Why I shall not be at the White House on December 7
Note: This was written mostly for a non Sikh audience; hence the background info
On Friday, December 7, several Sikhs will be at the White House to celebrate Gurpurb, which literally means ‘The Guru’s Day’ in commemoration of the birth anniversary of Guru Nanak, the founder of the Sikh faith. My family and I were invited to this celebration as well, but will not be attending and therein lies a story.
Guru Nanak was born in 1469 in Talwandi, which is in modern day Pakistan and is now named Nanakana Sahib, in honor of its most famous son. Guru Nanak is known for many things, among them his message of universal brotherhood and peace, which he carried to places as far flung as Sri Lanka, Mecca and Tibet, traveling by foot with his companion, the minstrel Mardana, who would accompany him on the Rabab as he delivered his message by signing in every village square they passed though.
Guru Nanak is also known as a fiery social revolutionary, who was committed to fighting discrimination, inequality and injustice in any form. He completely rejected social differences based on caste, which were rampant in his part of the world in the fifteenth century and unequivocally pronounced that women were in every way equal to men, hundreds of years before this simple fact was universally accepted as a self-evident truth. He also spoke out fearlessly against tyranny, strongly condemning the bloodshed perpetrated by the first great Mughal, Babur, as he rampaged through the northern part of the Indian subcontinent, trying to establish his empire.
Guru Nanak’s mission was propagated by nine Gurus, who followed him. The tenth, Guru Gobind Singh established the order of the Khalsa, the legion of the pure and took Guru Nanak’s commitment to fighting oppression to new heights by giving the Khalsa a unique physical identity and committing them to the battle against tyranny. Thousands heard his call and underwent baptism, one spring morning in 1699, forging a new identity for Sikhs, which was tested and strengthened in the crucible of history in the three hundred turbulent years that followed, where the Sikh ideal of standing up to repression inevitably resulted in conflict and turmoil.

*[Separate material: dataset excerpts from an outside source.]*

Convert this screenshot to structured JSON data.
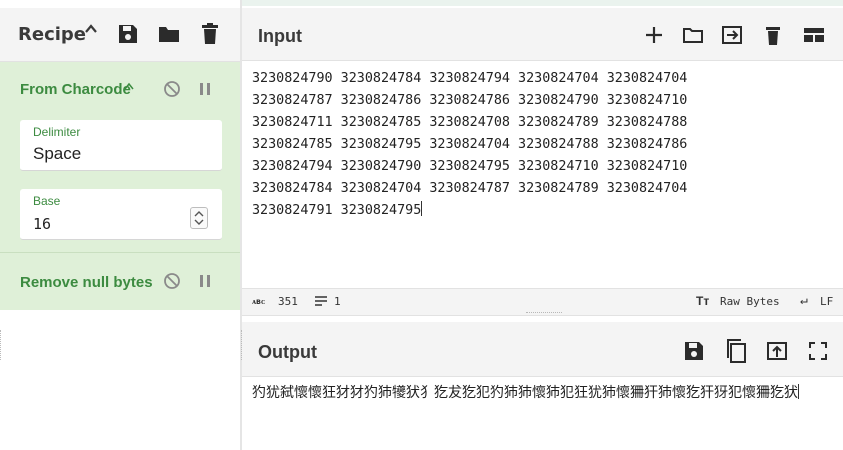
{
  "colors": {
    "accent_green": "#3c8b40",
    "operation_bg": "#dff0d8",
    "header_bg": "#f4f4f4",
    "icon_dark": "#2b2b2b"
  },
  "recipe": {
    "title": "Recipe",
    "caret_icon": "chevron-up-icon",
    "actions": [
      "save-icon",
      "folder-icon",
      "trash-icon"
    ],
    "operations": [
      {
        "name": "From Charcode",
        "controls": [
          "disable-icon",
          "pause-icon"
        ],
        "args": [
          {
            "label": "Delimiter",
            "value": "Space"
          },
          {
            "label": "Base",
            "value": "16"
          }
        ]
      },
      {
        "name": "Remove null bytes",
        "controls": [
          "disable-icon",
          "pause-icon"
        ]
      }
    ]
  },
  "input": {
    "title": "Input",
    "tools": [
      "plus-icon",
      "folder-icon",
      "import-icon",
      "trash-icon",
      "layout-icon"
    ],
    "text": "3230824790 3230824784 3230824794 3230824704 3230824704\n3230824787 3230824786 3230824786 3230824790 3230824710\n3230824711 3230824785 3230824708 3230824789 3230824788\n3230824785 3230824795 3230824704 3230824788 3230824786\n3230824794 3230824790 3230824795 3230824710 3230824710\n3230824784 3230824704 3230824787 3230824789 3230824704\n3230824791 3230824795",
    "status": {
      "length_icon": "abc-icon",
      "length": "351",
      "lines_icon": "lines-icon",
      "lines": "1",
      "encoding_icon": "text-format-icon",
      "encoding": "Raw Bytes",
      "eol_icon": "return-icon",
      "eol": "LF"
    }
  },
  "output": {
    "title": "Output",
    "tools": [
      "save-icon",
      "copy-icon",
      "replace-input-icon",
      "maximize-icon"
    ],
    "text": "犳犹弑懷懷狂犲犲犳犻犪犾犭犵犮犵犯犳犻犻懷犻犯狂犹犻懷狦犴犻懷犵犴犽犯懷狦犵犾"
  }
}
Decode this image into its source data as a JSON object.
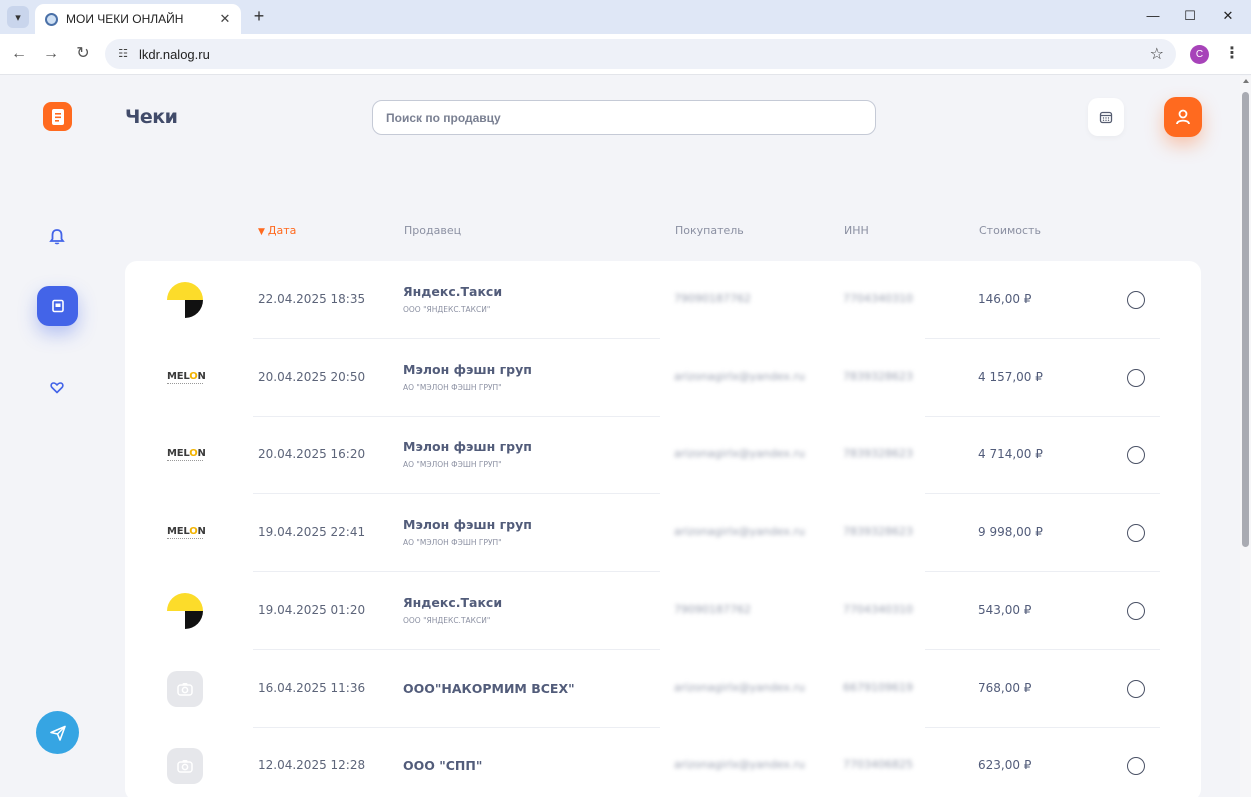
{
  "browser": {
    "tab_title": "МОИ ЧЕКИ ОНЛАЙН",
    "url": "lkdr.nalog.ru",
    "profile_initial": "C"
  },
  "app": {
    "title": "Чеки",
    "search_placeholder": "Поиск по продавцу",
    "accent": "#ff6a1f",
    "primary": "#4364e8"
  },
  "columns": {
    "date": "Дата",
    "seller": "Продавец",
    "buyer": "Покупатель",
    "inn": "ИНН",
    "price": "Стоимость"
  },
  "rows": [
    {
      "logo": "yandex",
      "date": "22.04.2025 18:35",
      "seller": "Яндекс.Такси",
      "legal": "ООО \"ЯНДЕКС.ТАКСИ\"",
      "buyer": "79090187762",
      "inn": "7704340310",
      "price": "146,00 ₽"
    },
    {
      "logo": "melon",
      "date": "20.04.2025 20:50",
      "seller": "Мэлон фэшн груп",
      "legal": "АО \"МЭЛОН ФЭШН ГРУП\"",
      "buyer": "arizonagirlx@yandex.ru",
      "inn": "7839328623",
      "price": "4 157,00 ₽"
    },
    {
      "logo": "melon",
      "date": "20.04.2025 16:20",
      "seller": "Мэлон фэшн груп",
      "legal": "АО \"МЭЛОН ФЭШН ГРУП\"",
      "buyer": "arizonagirlx@yandex.ru",
      "inn": "7839328623",
      "price": "4 714,00 ₽"
    },
    {
      "logo": "melon",
      "date": "19.04.2025 22:41",
      "seller": "Мэлон фэшн груп",
      "legal": "АО \"МЭЛОН ФЭШН ГРУП\"",
      "buyer": "arizonagirlx@yandex.ru",
      "inn": "7839328623",
      "price": "9 998,00 ₽"
    },
    {
      "logo": "yandex",
      "date": "19.04.2025 01:20",
      "seller": "Яндекс.Такси",
      "legal": "ООО \"ЯНДЕКС.ТАКСИ\"",
      "buyer": "79090187762",
      "inn": "7704340310",
      "price": "543,00 ₽"
    },
    {
      "logo": "generic",
      "date": "16.04.2025 11:36",
      "seller": "ООО\"НАКОРМИМ ВСЕХ\"",
      "legal": "",
      "buyer": "arizonagirlx@yandex.ru",
      "inn": "6679109619",
      "price": "768,00 ₽"
    },
    {
      "logo": "generic",
      "date": "12.04.2025 12:28",
      "seller": "ООО \"СПП\"",
      "legal": "",
      "buyer": "arizonagirlx@yandex.ru",
      "inn": "7703406825",
      "price": "623,00 ₽"
    }
  ],
  "melon_logo": {
    "pre": "MEL",
    "o": "O",
    "post": "N"
  }
}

As part of the new identity that Guru Gobind Singh, bequeathed upon the Khalsa, he gifted them five articles of faith, to be carried upon the person at all times; Kes or unshorn hair; Kangha, a small wooden comb; Kada, a steel bracelet; Kacherra, long breeches and the Kirpan, a short sword. As a baptized Sikh, a Khalsa, I proudly wear these articles of faith every day, as I go about my business. Each article of faith has its own unique significance; the Kirpan is a constant, daily reminder of a Khalsa’s clear commitment to fighting injustice and oppression in every form, no matter who is at the receiving end.

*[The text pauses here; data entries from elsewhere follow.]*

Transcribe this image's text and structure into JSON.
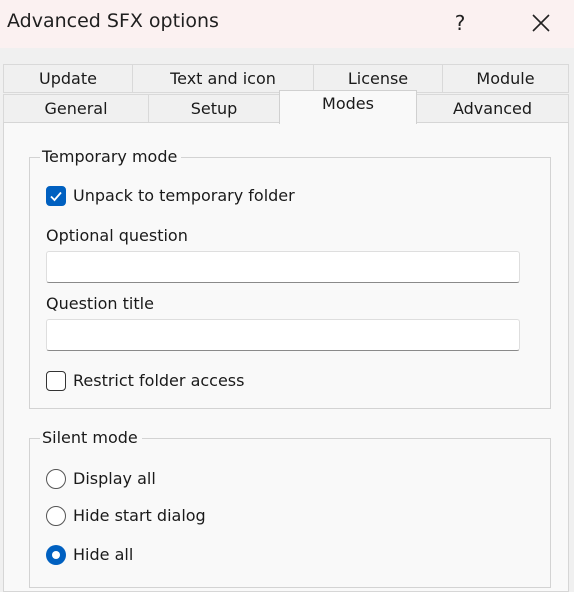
{
  "window": {
    "title": "Advanced SFX options",
    "help_label": "?",
    "close_label": "✕"
  },
  "tabs": {
    "row1": [
      "Update",
      "Text and icon",
      "License",
      "Module"
    ],
    "row2": [
      "General",
      "Setup",
      "Modes",
      "Advanced"
    ],
    "active": "Modes"
  },
  "temporary_mode": {
    "legend": "Temporary mode",
    "unpack": {
      "label": "Unpack to temporary folder",
      "checked": true
    },
    "optional_question": {
      "label": "Optional question",
      "value": ""
    },
    "question_title": {
      "label": "Question title",
      "value": ""
    },
    "restrict": {
      "label": "Restrict folder access",
      "checked": false
    }
  },
  "silent_mode": {
    "legend": "Silent mode",
    "options": [
      "Display all",
      "Hide start dialog",
      "Hide all"
    ],
    "selected": "Hide all"
  },
  "colors": {
    "accent": "#0060c0",
    "titlebar": "#fbf1f1",
    "panel": "#f9f9f9"
  },
  "icons": {
    "help": "question-mark-icon",
    "close": "close-icon",
    "check": "checkmark-icon"
  }
}
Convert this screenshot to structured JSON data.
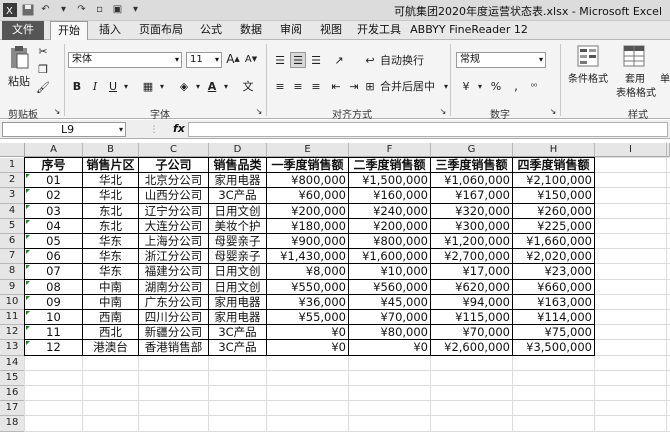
{
  "window": {
    "title": "可航集团2020年度运营状态表.xlsx  -  Microsoft Excel"
  },
  "tabs": [
    "文件",
    "开始",
    "插入",
    "页面布局",
    "公式",
    "数据",
    "审阅",
    "视图",
    "开发工具",
    "ABBYY FineReader 12"
  ],
  "ribbon": {
    "paste": "粘贴",
    "font_name": "宋体",
    "font_size": "11",
    "bold": "B",
    "italic": "I",
    "underline": "U",
    "wrap": "自动换行",
    "merge": "合并后居中",
    "number_format": "常规",
    "cond_format": "条件格式",
    "table_format_1": "套用",
    "table_format_2": "表格格式",
    "cell_styles": "单",
    "groups": [
      "剪贴板",
      "字体",
      "对齐方式",
      "数字",
      "样式"
    ]
  },
  "formula_bar": {
    "name_box": "L9",
    "fx": "fx",
    "content": ""
  },
  "sheet": {
    "columns": [
      "A",
      "B",
      "C",
      "D",
      "E",
      "F",
      "G",
      "H",
      "I"
    ],
    "rows": [
      "1",
      "2",
      "3",
      "4",
      "5",
      "6",
      "7",
      "8",
      "9",
      "10",
      "11",
      "12",
      "13",
      "14",
      "15",
      "16",
      "17",
      "18"
    ],
    "header": [
      "序号",
      "销售片区",
      "子公司",
      "销售品类",
      "一季度销售额",
      "二季度销售额",
      "三季度销售额",
      "四季度销售额"
    ],
    "data": [
      [
        "01",
        "华北",
        "北京分公司",
        "家用电器",
        "¥800,000",
        "¥1,500,000",
        "¥1,060,000",
        "¥2,100,000"
      ],
      [
        "02",
        "华北",
        "山西分公司",
        "3C产品",
        "¥60,000",
        "¥160,000",
        "¥167,000",
        "¥150,000"
      ],
      [
        "03",
        "东北",
        "辽宁分公司",
        "日用文创",
        "¥200,000",
        "¥240,000",
        "¥320,000",
        "¥260,000"
      ],
      [
        "04",
        "东北",
        "大连分公司",
        "美妆个护",
        "¥180,000",
        "¥200,000",
        "¥300,000",
        "¥225,000"
      ],
      [
        "05",
        "华东",
        "上海分公司",
        "母婴亲子",
        "¥900,000",
        "¥800,000",
        "¥1,200,000",
        "¥1,660,000"
      ],
      [
        "06",
        "华东",
        "浙江分公司",
        "母婴亲子",
        "¥1,430,000",
        "¥1,600,000",
        "¥2,700,000",
        "¥2,020,000"
      ],
      [
        "07",
        "华东",
        "福建分公司",
        "日用文创",
        "¥8,000",
        "¥10,000",
        "¥17,000",
        "¥23,000"
      ],
      [
        "08",
        "中南",
        "湖南分公司",
        "日用文创",
        "¥550,000",
        "¥560,000",
        "¥620,000",
        "¥660,000"
      ],
      [
        "09",
        "中南",
        "广东分公司",
        "家用电器",
        "¥36,000",
        "¥45,000",
        "¥94,000",
        "¥163,000"
      ],
      [
        "10",
        "西南",
        "四川分公司",
        "家用电器",
        "¥55,000",
        "¥70,000",
        "¥115,000",
        "¥114,000"
      ],
      [
        "11",
        "西北",
        "新疆分公司",
        "3C产品",
        "¥0",
        "¥80,000",
        "¥70,000",
        "¥75,000"
      ],
      [
        "12",
        "港澳台",
        "香港销售部",
        "3C产品",
        "¥0",
        "¥0",
        "¥2,600,000",
        "¥3,500,000"
      ]
    ]
  }
}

Being a practical person, I realize that my religious observances have to bow to the secular laws of the land. Always, with a twinge of regret, I place my Kirpan in my checked baggage, whenever I need to travel. If I have business at a courthouse, I take it off my person and leave it in my car, chafing a little at the thought of leaving a piece of myself behind. I do it because I don’t have a choice. I will not pass through security with my Kirpan on my person. I know I will not be allowed to wear it inside a courthouse.
I remember reading an interesting news article this summer. The Olympics were about to get under way in London and understandably security was tight. The news article in fact mentioned that security forces in the UK were ready to deploy surface to air missiles if warranted in the face of terrorist threats. It was quite clear that security was being taken very seriously. Notable was the fact that Sikh athletes and visitors would be allowed to pass through security checkpoints with their Kirpans on their person, as long as they could attest to the fact that they were baptized Khalsas!

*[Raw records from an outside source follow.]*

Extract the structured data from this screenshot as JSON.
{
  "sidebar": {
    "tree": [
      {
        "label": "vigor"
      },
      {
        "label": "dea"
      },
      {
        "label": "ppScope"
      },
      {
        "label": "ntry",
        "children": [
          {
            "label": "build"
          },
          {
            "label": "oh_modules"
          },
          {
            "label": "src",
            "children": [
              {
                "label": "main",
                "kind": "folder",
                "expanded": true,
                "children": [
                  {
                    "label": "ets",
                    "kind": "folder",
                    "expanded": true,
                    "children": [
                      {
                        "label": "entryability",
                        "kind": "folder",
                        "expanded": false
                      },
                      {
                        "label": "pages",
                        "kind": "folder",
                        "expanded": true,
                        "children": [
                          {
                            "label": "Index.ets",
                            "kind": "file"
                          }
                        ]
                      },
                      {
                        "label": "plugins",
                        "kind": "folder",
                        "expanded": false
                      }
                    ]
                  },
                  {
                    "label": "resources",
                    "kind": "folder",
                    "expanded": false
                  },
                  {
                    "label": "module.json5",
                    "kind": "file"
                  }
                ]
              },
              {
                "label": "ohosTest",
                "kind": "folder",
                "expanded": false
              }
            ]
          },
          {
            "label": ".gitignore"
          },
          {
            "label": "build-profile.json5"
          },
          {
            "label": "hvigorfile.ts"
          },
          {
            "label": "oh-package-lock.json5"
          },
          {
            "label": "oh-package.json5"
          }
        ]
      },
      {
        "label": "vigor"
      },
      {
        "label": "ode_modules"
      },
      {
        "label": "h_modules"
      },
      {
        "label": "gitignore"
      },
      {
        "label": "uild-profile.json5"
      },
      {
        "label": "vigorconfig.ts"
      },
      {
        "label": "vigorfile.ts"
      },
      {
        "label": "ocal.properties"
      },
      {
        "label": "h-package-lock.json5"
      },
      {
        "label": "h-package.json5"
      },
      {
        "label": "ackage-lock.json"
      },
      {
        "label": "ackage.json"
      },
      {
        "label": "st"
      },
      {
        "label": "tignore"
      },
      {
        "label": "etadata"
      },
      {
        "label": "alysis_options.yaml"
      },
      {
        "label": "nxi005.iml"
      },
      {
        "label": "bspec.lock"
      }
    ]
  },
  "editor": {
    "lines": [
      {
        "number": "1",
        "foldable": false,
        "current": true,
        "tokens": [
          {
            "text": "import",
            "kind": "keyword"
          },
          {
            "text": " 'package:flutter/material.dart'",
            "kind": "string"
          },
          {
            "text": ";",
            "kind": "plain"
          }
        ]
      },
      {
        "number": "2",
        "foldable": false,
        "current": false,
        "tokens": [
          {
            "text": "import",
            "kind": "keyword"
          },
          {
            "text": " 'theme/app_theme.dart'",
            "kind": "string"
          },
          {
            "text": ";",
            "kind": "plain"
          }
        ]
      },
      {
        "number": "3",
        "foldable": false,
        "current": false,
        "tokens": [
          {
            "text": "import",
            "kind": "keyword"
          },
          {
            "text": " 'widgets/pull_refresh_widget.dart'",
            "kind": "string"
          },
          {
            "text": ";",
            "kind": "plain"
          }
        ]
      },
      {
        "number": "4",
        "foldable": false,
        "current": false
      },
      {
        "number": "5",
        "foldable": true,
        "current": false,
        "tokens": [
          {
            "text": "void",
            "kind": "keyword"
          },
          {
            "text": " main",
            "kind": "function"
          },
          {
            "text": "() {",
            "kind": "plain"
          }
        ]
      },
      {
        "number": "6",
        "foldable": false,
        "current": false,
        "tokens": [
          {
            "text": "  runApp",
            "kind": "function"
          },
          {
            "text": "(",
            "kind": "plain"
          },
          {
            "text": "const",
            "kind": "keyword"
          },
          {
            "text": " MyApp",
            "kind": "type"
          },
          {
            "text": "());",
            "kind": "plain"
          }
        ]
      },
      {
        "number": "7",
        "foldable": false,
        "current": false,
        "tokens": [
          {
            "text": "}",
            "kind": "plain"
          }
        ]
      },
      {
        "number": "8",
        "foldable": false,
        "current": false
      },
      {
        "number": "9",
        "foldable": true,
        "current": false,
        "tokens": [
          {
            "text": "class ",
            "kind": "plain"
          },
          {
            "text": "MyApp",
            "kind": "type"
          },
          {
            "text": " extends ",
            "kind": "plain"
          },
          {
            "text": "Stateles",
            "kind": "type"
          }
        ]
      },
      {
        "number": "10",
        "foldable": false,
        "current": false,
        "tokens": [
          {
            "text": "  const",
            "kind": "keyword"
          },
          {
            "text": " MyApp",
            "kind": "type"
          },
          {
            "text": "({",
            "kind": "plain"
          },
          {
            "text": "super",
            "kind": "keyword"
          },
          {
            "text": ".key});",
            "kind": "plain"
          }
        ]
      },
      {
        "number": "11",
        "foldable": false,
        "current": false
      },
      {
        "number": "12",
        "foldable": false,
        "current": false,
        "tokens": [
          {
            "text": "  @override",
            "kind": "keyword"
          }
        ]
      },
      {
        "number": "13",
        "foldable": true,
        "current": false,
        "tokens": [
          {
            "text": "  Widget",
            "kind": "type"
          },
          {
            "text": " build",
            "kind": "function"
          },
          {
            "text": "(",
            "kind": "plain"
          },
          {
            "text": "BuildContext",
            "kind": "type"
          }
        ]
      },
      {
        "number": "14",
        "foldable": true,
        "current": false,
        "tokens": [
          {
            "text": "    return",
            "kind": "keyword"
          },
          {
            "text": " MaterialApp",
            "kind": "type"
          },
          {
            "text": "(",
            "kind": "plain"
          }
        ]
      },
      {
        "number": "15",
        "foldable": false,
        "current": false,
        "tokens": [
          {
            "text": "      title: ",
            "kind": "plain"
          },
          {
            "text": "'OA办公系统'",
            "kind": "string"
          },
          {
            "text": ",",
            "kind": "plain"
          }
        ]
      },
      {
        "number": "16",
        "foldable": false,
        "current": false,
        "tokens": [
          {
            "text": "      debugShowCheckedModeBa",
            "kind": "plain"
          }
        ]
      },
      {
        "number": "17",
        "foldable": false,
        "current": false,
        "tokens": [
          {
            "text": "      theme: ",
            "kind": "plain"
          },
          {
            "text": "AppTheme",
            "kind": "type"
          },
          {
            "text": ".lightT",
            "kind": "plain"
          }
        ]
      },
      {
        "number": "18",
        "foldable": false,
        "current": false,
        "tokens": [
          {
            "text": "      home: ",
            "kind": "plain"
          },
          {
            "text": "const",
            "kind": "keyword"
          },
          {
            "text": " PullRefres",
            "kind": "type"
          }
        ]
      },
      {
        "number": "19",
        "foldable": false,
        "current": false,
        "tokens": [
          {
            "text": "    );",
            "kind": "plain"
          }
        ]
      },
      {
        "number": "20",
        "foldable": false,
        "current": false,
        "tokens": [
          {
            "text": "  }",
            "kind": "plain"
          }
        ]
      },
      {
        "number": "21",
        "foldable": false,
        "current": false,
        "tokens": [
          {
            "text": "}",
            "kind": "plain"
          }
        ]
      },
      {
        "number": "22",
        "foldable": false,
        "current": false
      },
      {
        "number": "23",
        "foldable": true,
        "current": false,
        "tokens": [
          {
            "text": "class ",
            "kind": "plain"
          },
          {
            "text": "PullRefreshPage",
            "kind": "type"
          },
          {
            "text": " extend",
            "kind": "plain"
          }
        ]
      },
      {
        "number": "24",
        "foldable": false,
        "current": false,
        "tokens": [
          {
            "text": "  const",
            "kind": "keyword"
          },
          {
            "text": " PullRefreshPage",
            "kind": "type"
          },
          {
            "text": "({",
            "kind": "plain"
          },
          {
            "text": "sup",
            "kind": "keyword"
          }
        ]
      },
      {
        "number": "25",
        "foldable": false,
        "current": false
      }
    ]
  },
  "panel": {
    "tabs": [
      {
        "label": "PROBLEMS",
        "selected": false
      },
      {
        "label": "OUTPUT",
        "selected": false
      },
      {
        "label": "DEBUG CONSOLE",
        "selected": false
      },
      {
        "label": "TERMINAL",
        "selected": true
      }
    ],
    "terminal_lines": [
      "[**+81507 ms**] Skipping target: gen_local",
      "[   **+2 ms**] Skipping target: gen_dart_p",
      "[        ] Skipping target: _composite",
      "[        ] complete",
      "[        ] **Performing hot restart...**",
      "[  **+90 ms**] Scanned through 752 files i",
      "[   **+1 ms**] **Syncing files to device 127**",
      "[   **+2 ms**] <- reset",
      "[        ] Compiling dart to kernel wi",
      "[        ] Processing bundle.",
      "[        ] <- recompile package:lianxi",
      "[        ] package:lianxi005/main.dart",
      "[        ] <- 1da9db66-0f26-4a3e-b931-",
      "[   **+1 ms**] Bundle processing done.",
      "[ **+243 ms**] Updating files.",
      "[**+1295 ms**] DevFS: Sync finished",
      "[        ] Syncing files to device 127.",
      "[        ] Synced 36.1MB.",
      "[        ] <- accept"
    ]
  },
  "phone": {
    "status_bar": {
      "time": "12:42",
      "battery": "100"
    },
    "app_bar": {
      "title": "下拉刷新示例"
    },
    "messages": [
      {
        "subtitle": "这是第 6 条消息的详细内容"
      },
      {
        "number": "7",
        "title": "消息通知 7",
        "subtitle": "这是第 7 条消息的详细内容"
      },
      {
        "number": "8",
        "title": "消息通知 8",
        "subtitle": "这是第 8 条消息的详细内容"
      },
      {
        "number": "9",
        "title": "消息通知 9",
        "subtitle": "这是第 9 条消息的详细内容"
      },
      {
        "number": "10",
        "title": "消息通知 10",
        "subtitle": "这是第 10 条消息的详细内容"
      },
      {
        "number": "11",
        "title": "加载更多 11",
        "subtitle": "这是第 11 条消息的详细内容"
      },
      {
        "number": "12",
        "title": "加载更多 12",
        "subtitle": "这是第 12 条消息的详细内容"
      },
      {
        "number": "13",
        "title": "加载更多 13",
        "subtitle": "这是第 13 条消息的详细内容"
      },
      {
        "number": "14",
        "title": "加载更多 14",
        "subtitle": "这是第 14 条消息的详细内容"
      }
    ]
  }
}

I was excited when I received an invitation to attend the Gurpurb celebrations at the White House. It promised to be a great experience, particularly for the kids. As a strong supporter of President Obama, who rode the roller coaster of his re-election with his heart in his mouth I would certainly relish the opportunity to visit the White House, particularly for an event honoring the founder of my faith. Unfortunately, there is a catch. I would have to leave my Kirpan behind. This piece of me, that each day, connects me to the part of my Gurus’ legacy that I hold the dearest!
When I have to get on a plane and I have to take off my Kirpan, I do not have a choice. When I have to be present at a courtroom, I have no choice. Here, I do have a choice. As much as I respect the President and laud the organizers for putting together this event, I shall not go to the White House. Is this a display of petulance ? Or an attempt to grandstand ? Not really ! After all, nobody cares whether I go to this program or not :-) And I honestly bear no ill will towards those who will meekly take of their kirpans tomorrow to enter the White House. But what irony! A celebration, honoring the founder of Sikhism, that a Sikh who observes Rahit cannot go to!